Hiroshima
Los Angeles, California
Smooth jazz, R&B, pop, world music[1]
1974–present
- Dan Kuramoto
- June Kuramoto
- Danny Yamamoto
- Dean Cortez
- Kimo Cornwell
- Jess Acuna
- Jeanette Clinger
- Peter Hata
- Dave Iwataki
- Teri Koide
- Shoj Kameda
- Teri Kusumoto
- Barbara Long
- Richard Mathews
- Dane Matsumura
- Johnny Mori
- Margaret "Machun" Sasaki-Taylor
- John Shipley
- Terry Steele
Biography[edit]
Dan Kuramoto, Hiroshima's leader, is from East Los Angeles. He attended California State University, Long Beach, then led its Asian-American studies department. Through playing in a band on weekends he met June Kuramoto, a native of Japan who grew up in Los Angeles and played koto, a Japanese stringed instrument. Kuramoto admired Earth, Wind, and Fire for the way it combined jazz and R&B, and Santana for his identification with Latinos. He wanted to create a band that would represent Asian Americans. He named it after the Japanese city Hiroshima, which was mostly destroyed by an atomic weapon at the end of World War II.[2]
Hiroshima's debut album sold more than 100,000 copies in its first three months. The band's second album yielded the song "Winds of Change", which received a Grammy Award nomination for Best R&B Instrumental. Hiroshima got its first gold album in 1985 with Another Place and the second with Go which followed it. The album Legacy was nominated for Best Pop Instrumental Album in 2010. Hiroshima has sold more than four million albums worldwide. In 1990, the band was the opening act for Miles Davis,[2] and in 1988 they played with T-Square at the Hibiya Open-Air Concert Hall.

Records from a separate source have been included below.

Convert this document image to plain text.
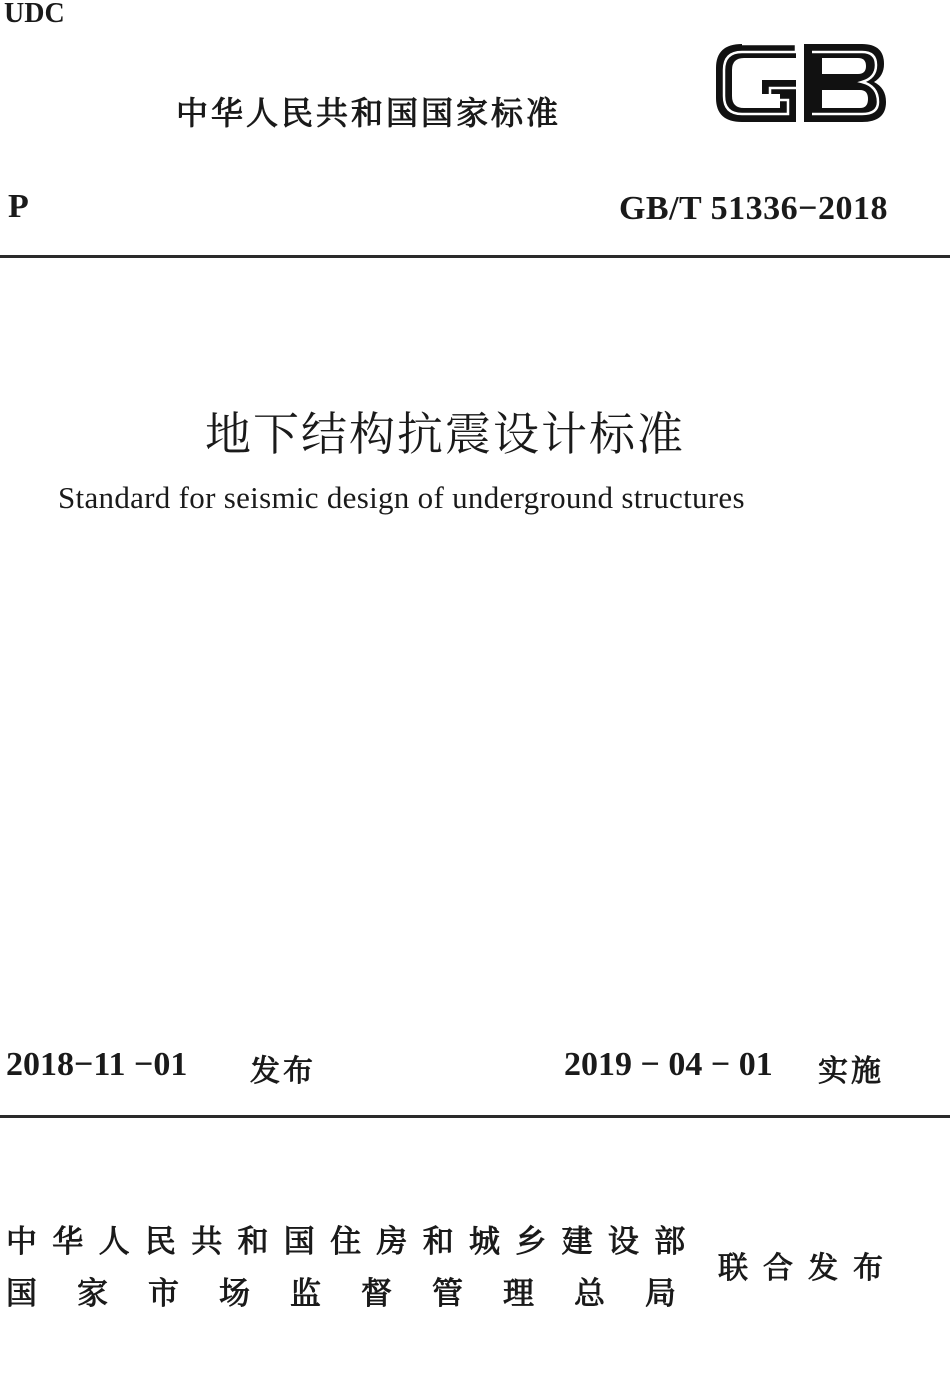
UDC
中华人民共和国国家标准
P	GB/T 51336−2018
地下结构抗震设计标准
Standard for seismic design of underground structures
2018−11 −01 发布	2019 − 04 − 01 实施
中华人民共和国住房和城乡建设部
国家市场监督管理总局
联合发布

Hiroshima consists of Dan Kuramoto (saxophone, flute, keyboards, shakuhachi), June Kuramoto (koto), Kimo Cornwell (Keyboards), Dean Cortez (Bass guitar), and Danny Yamamoto (drums and taiko).[2]
Awards and honors[edit]
Hiroshima was given the Visionary Award by East West Players, the oldest Asian Pacific American theatre company in the United States,[3] for the band's "Impact on the Asian Pacific American (APA) community through their artistic excellence and support of the Asian Pacific American performing arts."[4]